Cross-border action needed to save tigers, conference hears
Remarks by Bakary Kante, Director of the Division of Environmental Law and Conventions of the United Nations Environment Programme at the International Tiger Conservation Forum on behalf of Achim Steiner, UNEP Executive Director
St. Petersburg, Russia, 22 November 2010
2010 is the UN's International Year of Biodiversity - the year in which nations pledged to substantially reverse the rate of loss of biodiversity.
This did not happen - scientists tell us that we are amidst a sixth wave of extinctions.
The tiger is emblematic of a global crisis and an international challenge that is about the fate of all life on Earth: humans included.
But 2010 has proven that humanity can rise to the challenge.

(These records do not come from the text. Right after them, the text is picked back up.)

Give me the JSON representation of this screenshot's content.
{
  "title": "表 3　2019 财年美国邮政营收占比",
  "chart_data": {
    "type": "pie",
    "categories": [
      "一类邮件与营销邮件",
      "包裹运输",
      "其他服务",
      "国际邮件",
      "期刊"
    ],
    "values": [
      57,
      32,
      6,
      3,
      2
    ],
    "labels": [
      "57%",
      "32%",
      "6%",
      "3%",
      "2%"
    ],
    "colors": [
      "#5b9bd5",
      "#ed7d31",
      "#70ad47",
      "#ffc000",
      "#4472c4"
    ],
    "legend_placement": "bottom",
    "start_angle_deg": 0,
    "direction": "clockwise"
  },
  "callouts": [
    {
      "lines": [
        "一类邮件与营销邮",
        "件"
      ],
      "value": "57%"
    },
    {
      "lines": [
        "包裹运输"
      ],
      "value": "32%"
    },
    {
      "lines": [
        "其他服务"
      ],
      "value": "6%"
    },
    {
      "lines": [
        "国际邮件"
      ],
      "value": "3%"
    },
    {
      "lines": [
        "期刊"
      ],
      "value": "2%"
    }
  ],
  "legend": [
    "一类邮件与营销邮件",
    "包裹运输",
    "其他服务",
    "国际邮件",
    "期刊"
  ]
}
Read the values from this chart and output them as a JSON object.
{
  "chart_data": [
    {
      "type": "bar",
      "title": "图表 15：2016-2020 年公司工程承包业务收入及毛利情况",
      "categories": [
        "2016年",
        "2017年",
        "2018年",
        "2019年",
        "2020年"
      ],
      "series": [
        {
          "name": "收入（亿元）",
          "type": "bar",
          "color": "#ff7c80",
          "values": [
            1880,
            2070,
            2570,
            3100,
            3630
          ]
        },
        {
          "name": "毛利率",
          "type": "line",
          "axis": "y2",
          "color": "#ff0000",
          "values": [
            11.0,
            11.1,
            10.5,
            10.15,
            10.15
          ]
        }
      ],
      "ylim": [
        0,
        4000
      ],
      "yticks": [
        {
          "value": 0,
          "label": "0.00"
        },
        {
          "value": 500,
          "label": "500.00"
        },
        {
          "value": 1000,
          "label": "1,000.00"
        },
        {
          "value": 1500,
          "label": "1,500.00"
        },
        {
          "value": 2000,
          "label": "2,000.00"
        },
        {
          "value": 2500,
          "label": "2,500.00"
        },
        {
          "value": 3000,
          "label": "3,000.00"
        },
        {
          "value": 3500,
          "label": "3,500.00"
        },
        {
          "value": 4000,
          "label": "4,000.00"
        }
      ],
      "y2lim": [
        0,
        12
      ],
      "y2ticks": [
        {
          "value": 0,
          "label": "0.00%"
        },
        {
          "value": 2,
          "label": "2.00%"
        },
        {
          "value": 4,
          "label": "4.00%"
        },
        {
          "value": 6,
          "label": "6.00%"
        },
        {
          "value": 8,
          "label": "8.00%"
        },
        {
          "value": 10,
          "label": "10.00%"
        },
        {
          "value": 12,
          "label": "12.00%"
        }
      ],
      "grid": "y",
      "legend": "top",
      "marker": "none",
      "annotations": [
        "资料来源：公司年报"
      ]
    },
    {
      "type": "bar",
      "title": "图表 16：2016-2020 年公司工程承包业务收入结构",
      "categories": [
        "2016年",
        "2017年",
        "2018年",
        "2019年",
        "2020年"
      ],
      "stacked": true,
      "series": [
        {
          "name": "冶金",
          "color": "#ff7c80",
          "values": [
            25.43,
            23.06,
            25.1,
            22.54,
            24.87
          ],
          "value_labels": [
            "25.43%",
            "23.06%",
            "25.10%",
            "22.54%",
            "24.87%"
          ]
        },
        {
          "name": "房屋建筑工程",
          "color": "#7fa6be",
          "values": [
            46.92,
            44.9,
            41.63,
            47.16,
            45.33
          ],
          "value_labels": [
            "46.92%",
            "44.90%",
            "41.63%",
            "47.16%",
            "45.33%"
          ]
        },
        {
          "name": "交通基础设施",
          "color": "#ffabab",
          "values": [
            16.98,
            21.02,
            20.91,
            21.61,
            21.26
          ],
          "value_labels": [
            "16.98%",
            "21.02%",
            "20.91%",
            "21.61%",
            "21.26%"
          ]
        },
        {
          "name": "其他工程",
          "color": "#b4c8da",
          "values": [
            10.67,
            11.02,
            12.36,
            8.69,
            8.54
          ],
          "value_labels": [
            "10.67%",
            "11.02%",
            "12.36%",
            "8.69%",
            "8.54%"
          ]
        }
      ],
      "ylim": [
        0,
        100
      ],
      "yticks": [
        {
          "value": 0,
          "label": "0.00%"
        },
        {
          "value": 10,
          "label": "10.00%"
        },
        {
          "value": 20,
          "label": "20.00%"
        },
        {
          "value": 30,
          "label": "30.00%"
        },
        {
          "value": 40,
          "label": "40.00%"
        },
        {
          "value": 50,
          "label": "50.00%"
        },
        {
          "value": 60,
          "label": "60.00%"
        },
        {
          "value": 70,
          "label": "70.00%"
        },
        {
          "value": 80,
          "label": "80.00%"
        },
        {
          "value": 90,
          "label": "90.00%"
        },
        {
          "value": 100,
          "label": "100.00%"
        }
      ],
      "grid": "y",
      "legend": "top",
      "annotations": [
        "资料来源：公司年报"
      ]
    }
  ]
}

The recently concluded meeting of the Convention on Biological Diversity (CBD) in Nagoya, Japan demonstrates this.
Countries put aside differences and came together to agree on inspiring new actions and targets to complete a job unfinished.
After 20 years of paralysis, they also agreed to an international regime on the access and benefit sharing of genetic resources.
Developed nations from Spain to France and Japan to Norway came forward with finance across a wide range of biodiversity issues.
The economic importance of biodiversity-and of ecosystems such as forests, soils and coral reefs-to rich and poorer nations alike moved from the fringes into the centre of political and developmental debate.
This is in large part through the work of the UNEP-hosted Economics of Ecosystems and Biodiversity (TEEB) which has been putting the hard numbers on the table.
The International Tiger Forum, organized by the Government of Russia; the City of St Petersburg; the World Bank; the Global Environment Facility and WWF-Russia, is part of this remarkable year.